If you convert input code to continuation passing style (CPS) then you can get away with eliminating the stack altogether. However, while CPS is elegant it adds another processing step in the front end and requires additional optimization to overcome certain performance implications.


I remember reading an article that may be of help to you: Cheney on the M.T.A. :-)

Some implementations of Scheme I know of, such as SISC, allocate their call frames on the heap.

@ollie: You don't need to do the hoisting if all your call frames are on the heap. There's a tradeoff in performance, of course: the time to hoist, versus the overhead required to allocate all frames on the heap. Maybe it should be a tunable runtime parameter in the interpreter. :-P


If you are starting from scratch, you really should look in to Continuation Passing Style (CPS) transformation.

Good sources include "LISP in small pieces" and Marc Feeley's Scheme in 90 minutes presentation.


It seems Dybvig's thesis is unmentioned so far. It is a delight to read. The heap based model is the easiest to implement, but the stack based is more efficient. Ignore the string based model.
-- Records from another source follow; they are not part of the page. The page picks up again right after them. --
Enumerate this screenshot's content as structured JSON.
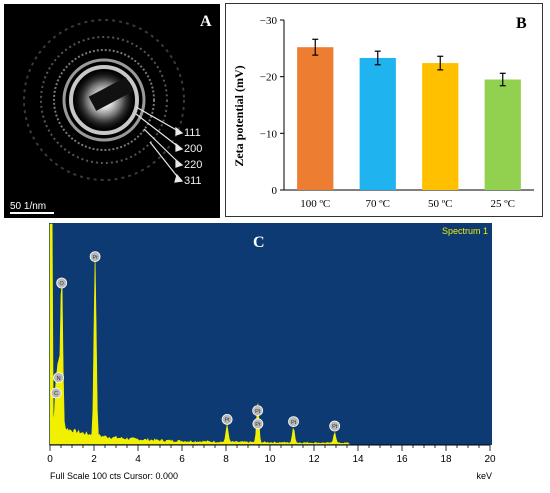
{
  "panel_a": {
    "label": "A",
    "ring_labels": [
      "111",
      "200",
      "220",
      "311"
    ],
    "scale_bar": "50 1/nm"
  },
  "chart_data": [
    {
      "panel": "B",
      "type": "bar",
      "title": "",
      "ylabel": "Zeta potential (mV)",
      "xlabel": "",
      "categories": [
        "100 ºC",
        "70 ºC",
        "50 ºC",
        "25 ºC"
      ],
      "values": [
        -25.2,
        -23.3,
        -22.4,
        -19.5
      ],
      "errors": [
        1.4,
        1.2,
        1.2,
        1.1
      ],
      "colors": [
        "#ED7D31",
        "#1FB4F0",
        "#FFC000",
        "#92D050"
      ],
      "ylim": [
        0,
        -30
      ],
      "yticks": [
        "0",
        "−10",
        "−20",
        "−30"
      ],
      "grid": false
    },
    {
      "panel": "C",
      "type": "area",
      "title": "Spectrum 1",
      "xlabel": "keV",
      "ylabel": "",
      "xlim": [
        0,
        20
      ],
      "xticks": [
        "0",
        "2",
        "4",
        "6",
        "8",
        "10",
        "12",
        "14",
        "16",
        "18",
        "20"
      ],
      "footer": "Full Scale 100 cts Cursor: 0.000",
      "peaks": [
        {
          "label": "C",
          "x": 0.28,
          "y": 20
        },
        {
          "label": "N",
          "x": 0.39,
          "y": 27
        },
        {
          "label": "O",
          "x": 0.53,
          "y": 70
        },
        {
          "label": "Pt",
          "x": 2.05,
          "y": 82
        },
        {
          "label": "Pt",
          "x": 8.05,
          "y": 8
        },
        {
          "label": "Pt",
          "x": 9.45,
          "y": 6
        },
        {
          "label": "Pt",
          "x": 9.44,
          "y": 12
        },
        {
          "label": "Pt",
          "x": 11.07,
          "y": 7
        },
        {
          "label": "Pt",
          "x": 12.94,
          "y": 5
        }
      ],
      "colors": {
        "background": "#0D3A73",
        "fill": "#F0F000",
        "axis_text": "#000000"
      }
    }
  ],
  "panel_b": {
    "label": "B"
  },
  "panel_c": {
    "label": "C"
  }
}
R. Kent Dybvig. "Three Implementation Models for Scheme". http://www.cs.indiana.edu/~dyb/papers/3imp.pdf

Also check out the implementation papers on ReadScheme.org. https://web.archive.org/http://library.readscheme.org/page8.html

The abstract is as follows:

This dissertation presents three implementation models for the Scheme Programming Language. The first is a heap-based model used in some form in most Scheme implementations to date; the second is a new stack-based model that is considerably more efficient than the heap-based model at executing most programs; and the third is a new string-based model intended for use in a multiple-processor implementation of Scheme.

The heap-based model allocates several important data structures in a heap, including actual parameter lists, binding environments, and call frames.

The stack-based model allocates these same structures on a stack whenever possible. This results in less heap allocation, fewer memory references, shorter instruction sequences, less garbage collection, and more efficient use of memory.

The string-based model allocates versions of these structures right in the program text, which is represented as a string of symbols. In the string-based model, Scheme programs are translated into an FFP language designed specifically to support Scheme. Programs in this language are directly executed by the FFP machine, a multiple-processor string-reduction computer.

The stack-based model is of immediate practical benefit; it is the model used by the author's Chez Scheme system, a high-performance implementation of Scheme. The string-based model will be useful for providing Scheme as a high-level alternative to FFP on the FFP machine once the machine is realized.